A quoi bon tenir tête, d'ailleurs ? Il y a dans le corps social en
France après guerre un tel désir de constituer Brassens en poète (ce
qui le gênait autant que d'être pris pour un musicien) : soit pour le
sauver (de sa mauvaise réputation), soit pour l'excuser (d'une très
moyenne apathie contestataire), soit pour se tirer, en tout sens, du
malentendu.
Si l'on veut comprendre l'état moyen de la bigoterie en
France dans les années 1950, du puritanisme, du rapport au politique,
à la guerre et aux guerres, le cas Brassens est un cas d'école. Le
prendre pour un poète, trente ans après le Manifeste du surréalisme
(1924), en pleine activité de Michaux, de Ponge, de Saint-John Perse,
de René Char... en dit plus long sur ses thuriféraires que sur lui.

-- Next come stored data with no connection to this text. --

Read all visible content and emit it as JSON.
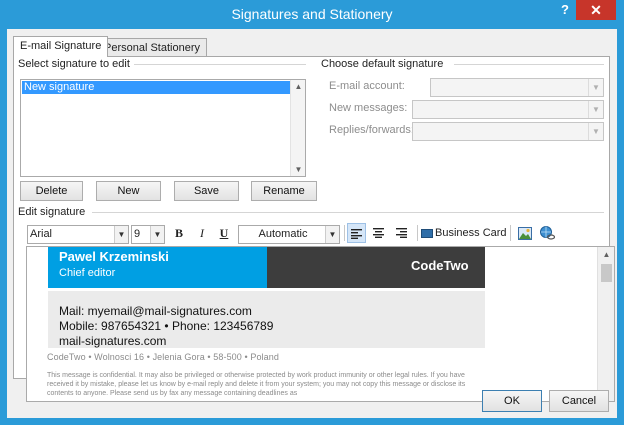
{
  "window": {
    "title": "Signatures and Stationery",
    "help": "?",
    "close": "✕"
  },
  "tabs": [
    {
      "label": "E-mail Signature"
    },
    {
      "label": "Personal Stationery"
    }
  ],
  "select_section": {
    "label": "Select signature to edit",
    "items": [
      "New signature"
    ]
  },
  "buttons": {
    "delete": "Delete",
    "new": "New",
    "save": "Save",
    "rename": "Rename"
  },
  "default_section": {
    "label": "Choose default signature",
    "email_account_label": "E-mail account:",
    "new_messages_label": "New messages:",
    "replies_label": "Replies/forwards:"
  },
  "edit_section": {
    "label": "Edit signature",
    "font": "Arial",
    "size": "9",
    "bold": "B",
    "italic": "I",
    "underline": "U",
    "color": "Automatic",
    "business_card": "Business Card"
  },
  "signature": {
    "name": "Pawel Krzeminski",
    "role": "Chief editor",
    "brand": "CodeTwo",
    "mail": "Mail: myemail@mail-signatures.com",
    "phones": "Mobile: 987654321 • Phone: 123456789",
    "website": "mail-signatures.com",
    "address": "CodeTwo • Wolnosci 16 • Jelenia Gora • 58-500 • Poland",
    "disclaimer": "This message is confidential. It may also be privileged or otherwise protected by work product immunity or other legal rules. If you have received it by mistake, please let us know by e-mail reply and delete it from your system; you may not copy this message or disclose its contents to anyone. Please send us by fax any message containing deadlines as"
  },
  "footer": {
    "ok": "OK",
    "cancel": "Cancel"
  },
  "colors": {
    "titlebar": "#2b9bd8",
    "close": "#c7352a",
    "sig_blue": "#009fe3",
    "sig_dark": "#3d3d3d"
  }
}
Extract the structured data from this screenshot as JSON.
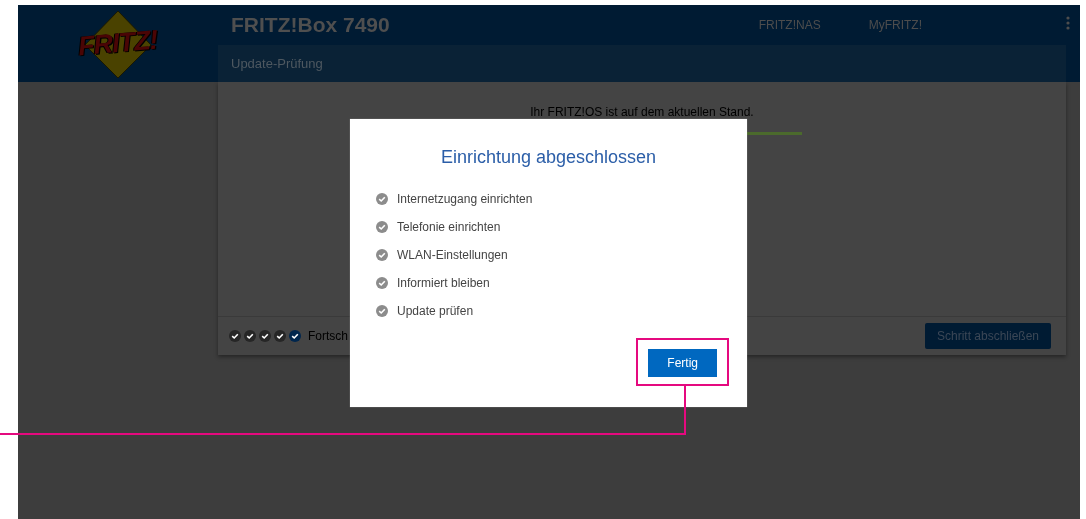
{
  "header": {
    "logo_text": "FRITZ!",
    "title": "FRITZ!Box 7490",
    "nav": [
      "FRITZ!NAS",
      "MyFRITZ!"
    ]
  },
  "subheader": {
    "title": "Update-Prüfung"
  },
  "card": {
    "message": "Ihr FRITZ!OS ist auf dem aktuellen Stand.",
    "progress": {
      "level": 1
    },
    "steps": [
      {
        "current": false
      },
      {
        "current": false
      },
      {
        "current": false
      },
      {
        "current": false
      },
      {
        "current": true
      }
    ],
    "progress_label": "Fortsch",
    "button": "Schritt abschließen"
  },
  "dialog": {
    "title": "Einrichtung abgeschlossen",
    "items": [
      {
        "label": "Internetzugang einrichten",
        "checked": true
      },
      {
        "label": "Telefonie einrichten",
        "checked": true
      },
      {
        "label": "WLAN-Einstellungen",
        "checked": true
      },
      {
        "label": "Informiert bleiben",
        "checked": true
      },
      {
        "label": "Update prüfen",
        "checked": true
      }
    ],
    "button": "Fertig",
    "highlighted": true
  }
}
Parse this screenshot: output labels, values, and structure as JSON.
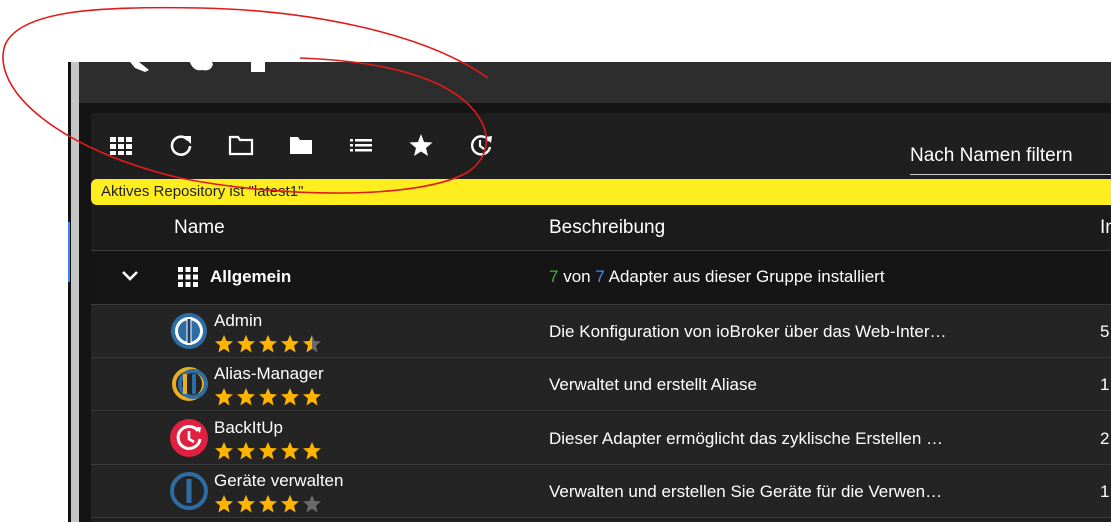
{
  "toolbar": {
    "filter_placeholder": "Nach Namen filtern"
  },
  "banner": {
    "text": "Aktives Repository ist \"latest1\""
  },
  "table": {
    "col_name": "Name",
    "col_description": "Beschreibung",
    "col_installed": "In"
  },
  "group": {
    "name": "Allgemein",
    "installed_count": "7",
    "von": "von",
    "total_count": "7",
    "suffix": "Adapter aus dieser Gruppe installiert"
  },
  "adapters": [
    {
      "name": "Admin",
      "description": "Die Konfiguration von ioBroker über das Web-Inter…",
      "installed": "5",
      "rating": 4.5
    },
    {
      "name": "Alias-Manager",
      "description": "Verwaltet und erstellt Aliase",
      "installed": "1",
      "rating": 5
    },
    {
      "name": "BackItUp",
      "description": "Dieser Adapter ermöglicht das zyklische Erstellen …",
      "installed": "2",
      "rating": 5
    },
    {
      "name": "Geräte verwalten",
      "description": "Verwalten und erstellen Sie Geräte für die Verwen…",
      "installed": "1",
      "rating": 4
    }
  ],
  "colors": {
    "star": "#ffb400",
    "star_empty": "#6b6b6b",
    "installed_green": "#3bb33b",
    "total_blue": "#3b8ff0",
    "banner": "#ffee1f",
    "annotation": "#e01b1b"
  },
  "icons": [
    "wrench-icon",
    "gear-icon",
    "puzzle-icon",
    "grid-icon",
    "refresh-icon",
    "folder-outline-icon",
    "folder-icon",
    "list-icon",
    "star-icon",
    "update-clock-icon",
    "chevron-down-icon"
  ]
}
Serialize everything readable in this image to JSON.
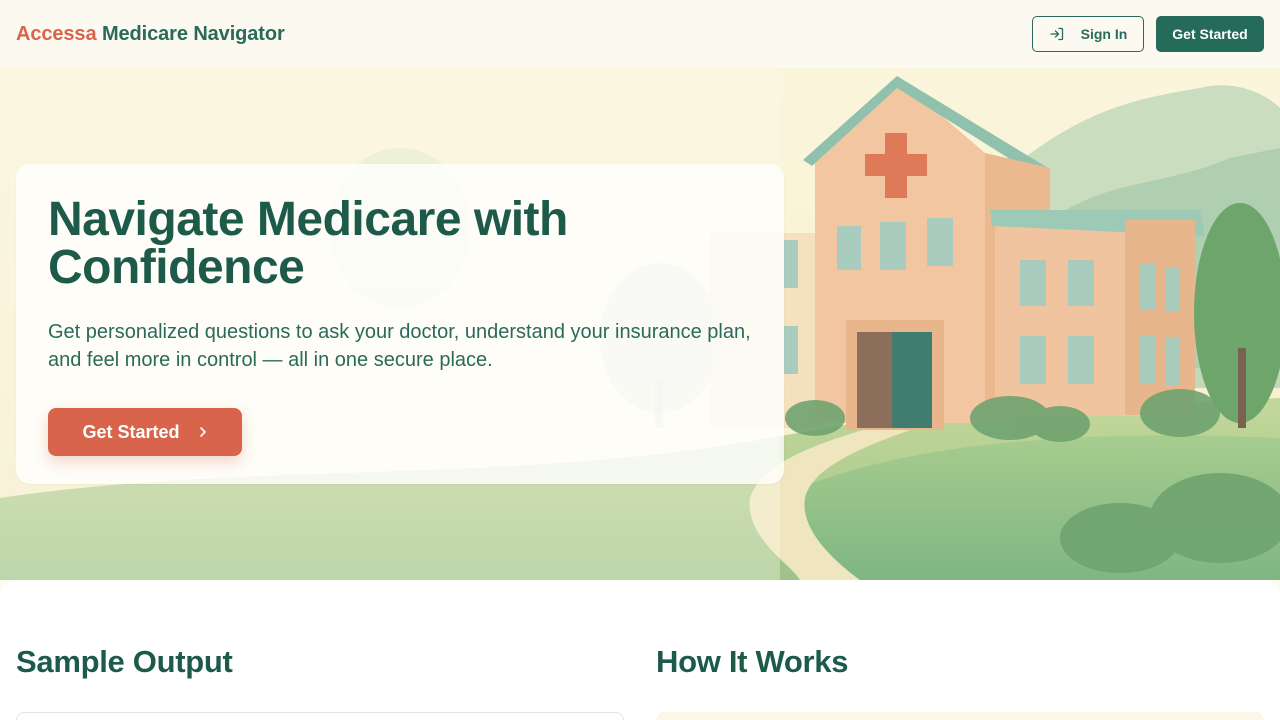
{
  "header": {
    "brand_part1": "Accessa",
    "brand_part2": "Medicare Navigator",
    "signin_label": "Sign In",
    "get_started_label": "Get Started",
    "signin_icon": "sign-in-icon"
  },
  "hero": {
    "title": "Navigate Medicare with Confidence",
    "subtitle": "Get personalized questions to ask your doctor, understand your insurance plan, and feel more in control — all in one secure place.",
    "cta_label": "Get Started",
    "cta_icon": "chevron-right-icon"
  },
  "sections": {
    "sample_title": "Sample Output",
    "how_title": "How It Works"
  },
  "colors": {
    "brand_accent": "#d9644c",
    "brand_primary": "#246b5a",
    "text_dark": "#1d5a4a"
  }
}
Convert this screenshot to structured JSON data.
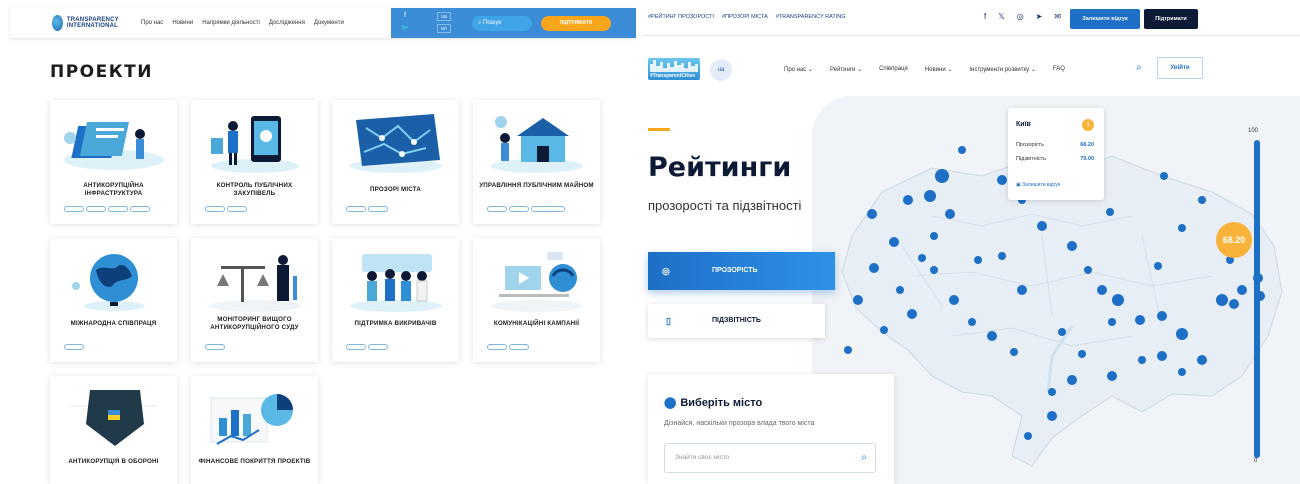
{
  "left": {
    "logo_text": "TRANSPARENCY INTERNATIONAL",
    "nav": [
      "Про нас",
      "Новини",
      "Напрямки діяльності",
      "Дослідження",
      "Документи"
    ],
    "lang": [
      "ua",
      "en"
    ],
    "search_label": "Пошук",
    "support_label": "ПІДТРИМАТИ",
    "title": "ПРОЕКТИ",
    "projects": [
      {
        "title": "АНТИКОРУПЦІЙНА ІНФРАСТРУКТУРА",
        "icon": "infrastructure-illustration"
      },
      {
        "title": "КОНТРОЛЬ ПУБЛІЧНИХ ЗАКУПІВЕЛЬ",
        "icon": "procurement-illustration"
      },
      {
        "title": "ПРОЗОРІ МІСТА",
        "icon": "city-map-illustration"
      },
      {
        "title": "УПРАВЛІННЯ ПУБЛІЧНИМ МАЙНОМ",
        "icon": "property-illustration"
      },
      {
        "title": "МІЖНАРОДНА СПІВПРАЦЯ",
        "icon": "globe-illustration"
      },
      {
        "title": "МОНІТОРИНГ ВИЩОГО АНТИКОРУПЦІЙНОГО СУДУ",
        "icon": "court-scales-illustration"
      },
      {
        "title": "ПІДТРИМКА ВИКРИВАЧІВ",
        "icon": "whistleblower-illustration"
      },
      {
        "title": "КОМУНІКАЦІЙНІ КАМПАНІЇ",
        "icon": "campaign-illustration"
      },
      {
        "title": "АНТИКОРУПЦІЯ В ОБОРОНІ",
        "icon": "defense-shield-illustration"
      },
      {
        "title": "ФІНАНСОВЕ ПОКРИТТЯ ПРОЕКТІВ",
        "icon": "finance-chart-illustration"
      }
    ]
  },
  "right": {
    "hashtags": [
      "#РЕЙТИНГ ПРОЗОРОСТІ",
      "#ПРОЗОРІ МІСТА",
      "#TRANSPARENCY RATING"
    ],
    "leave_review": "Залишити відгук",
    "support": "Підтримати",
    "logo_text": "#TransparentCities",
    "lang": "ua",
    "nav": [
      "Про нас ⌄",
      "Рейтинги ⌄",
      "Співпраця",
      "Новини ⌄",
      "Інструменти розвитку ⌄",
      "FAQ"
    ],
    "login": "Увійти",
    "heading": "Рейтинги",
    "subheading": "прозорості та підзвітності",
    "btn_transparency": "ПРОЗОРІСТЬ",
    "btn_accountability": "ПІДЗВІТНІСТЬ",
    "city_box": {
      "title": "Виберіть місто",
      "desc": "Дізнайся, наскільки прозора влада твого міста",
      "placeholder": "Знайти своє місто"
    },
    "tooltip": {
      "city": "Київ",
      "badge": "1",
      "rows": [
        {
          "label": "Прозорість",
          "value": "68.20"
        },
        {
          "label": "Підзвітність",
          "value": "79.00"
        }
      ],
      "review": "Залишити відгук"
    },
    "slider": {
      "max": "100",
      "min": "0",
      "value": "68.20"
    },
    "colors": {
      "primary": "#1e6fc6",
      "accent": "#f9a61a",
      "dark": "#0d1a35"
    }
  }
}
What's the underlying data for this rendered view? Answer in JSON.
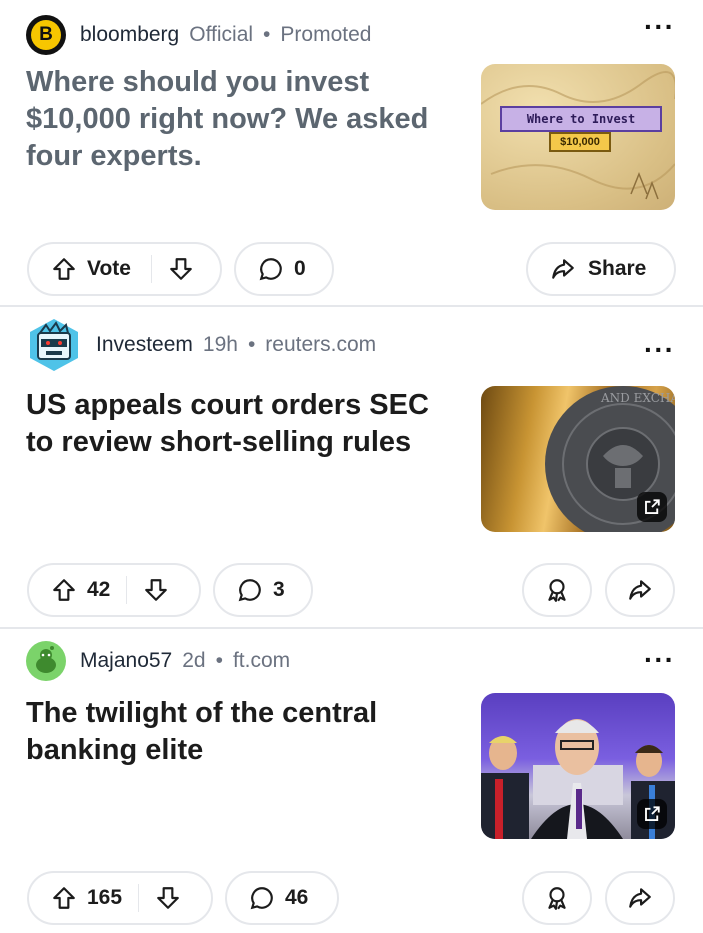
{
  "posts": [
    {
      "author": "bloomberg",
      "badge_letter": "B",
      "flair": "Official",
      "tag": "Promoted",
      "title": "Where should you invest $10,000 right now? We asked four experts.",
      "thumb_title": "Where to Invest",
      "thumb_amount": "$10,000",
      "vote_label": "Vote",
      "comments": "0",
      "share_label": "Share"
    },
    {
      "author": "Investeem",
      "age": "19h",
      "domain": "reuters.com",
      "title": "US appeals court orders SEC to review short-selling rules",
      "seal_text": "AND EXCHANGE",
      "votes": "42",
      "comments": "3"
    },
    {
      "author": "Majano57",
      "age": "2d",
      "domain": "ft.com",
      "title": "The twilight of the central banking elite",
      "votes": "165",
      "comments": "46"
    }
  ],
  "colors": {
    "badge_yellow": "#f7c600",
    "promo_title": "#5c6670",
    "divider": "#e5e7eb"
  },
  "icons": [
    "upvote-icon",
    "downvote-icon",
    "comment-icon",
    "share-icon",
    "award-icon",
    "more-icon",
    "external-link-icon"
  ]
}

Lequel, d'ailleurs, dans ses portraits, parle de façon très lucide et
honnête de ses divers désengagements. Brassens jouait moins bien que
tous les guitaristes du monde. Aucun ne joue mieux que lui dans sa
petite affaire. Tous ses guitaristes solo, les subtils chargés du
contre-chant, du contrepoint, de Barthélémy Rosso à Joël Favreau, tous
admiraient chez Brassens ce battement, cette main droite de velours et
d'acier, la pompe inégalable qu'il emprunte aux Manouches, Henri
Crolla écouté aux portes de la roulotte de Django, ce rythme impérieux
comme une affirmation, cette décision du coeur. Là, Brassens est un
irremplaçable accompagnateur de Brassens. On l'entend, sur certains
documents amateurs : pour ses premières chansons, il est en privé
soutenu par un autre bon accompagnateur. Or il ne s'en sort pas. Il
sait que ce guitariste est meilleur que lui, mais la chanson est
molle, énervée, désossée. Ailleurs, on le voit invitant Trenet à
chanter, le doublant à la tierce, un moment à la quinte, musicos
jusqu'au bout des ongles. Ne le lâchant pas des yeux.
DÉHANCHEMENTS SYLLABIQUES
Ce qui surprend, chaque fois, c'est cet engagement dans le jeu, ce
battement implacable qui laisse une place de rêve, un boulevard, à ses
syncopes, à ses déhanchements syllabiques, cette espèce de scat qui
annonce le phrasé de demain, ses images précieuses, ses trouvailles,
ses saynètes incroyables, des veillées funèbres qui se changent en
fessées, des hécatombes de gaillardes, ou Bonhomme, une des plus
belles mélodies du monde. L'« immobilité » de Brassens en scène est là
: concentrée en énergie dans les mains, les poignets, la tension, les
avant-bras, le buste, main droite sans fléchir, main gauche très
mobile, très élégante, et toutes les expressions d'un visage
admirable. Le plus beau jeu de scène du monde (comme Joao Gilberto,
Mary Stallings ou Bob Dylan).
Autre souvenir, une émission d'avant récital (Europe no 1, 1963) :
mélodiste exceptionnel, il explique, manche en main, la joie que lui a
apportée - enfin ! - une résolution d'accord final après laquelle il
courait depuis quinze ans, pour une de ses plus anciennes chansons :
Bonhomme, justement. Brassens, ce sont des accords de passage, des
résolutions inattendues, des renversements de la en fa dièse : « J'ai
passé ma vie avec une musique dans la tête... A éprouver des frissons
que je n'ai éprouvés que par la musique... Même si on écrit des
conneries, il faut poser les trois mots qu'il faut sur les trois notes
qu'il faut, c'est un don. Les plus grands poètes ne l'ont pas
forcément. » Les paroles, il les a toujours d'avance, bien écrites
comme un écolier. Ce qui est passionnant, c'est d'entendre comme il se
les récite, comme il les scande, sur une seule note, parlées,
murmurées, grognées, comme elles viennent se fondre en musique, après
des millions d'essais, à quel point alors elles donnent cette
impression courtoise, délicate, de n'être ni difficiles ni cherchées.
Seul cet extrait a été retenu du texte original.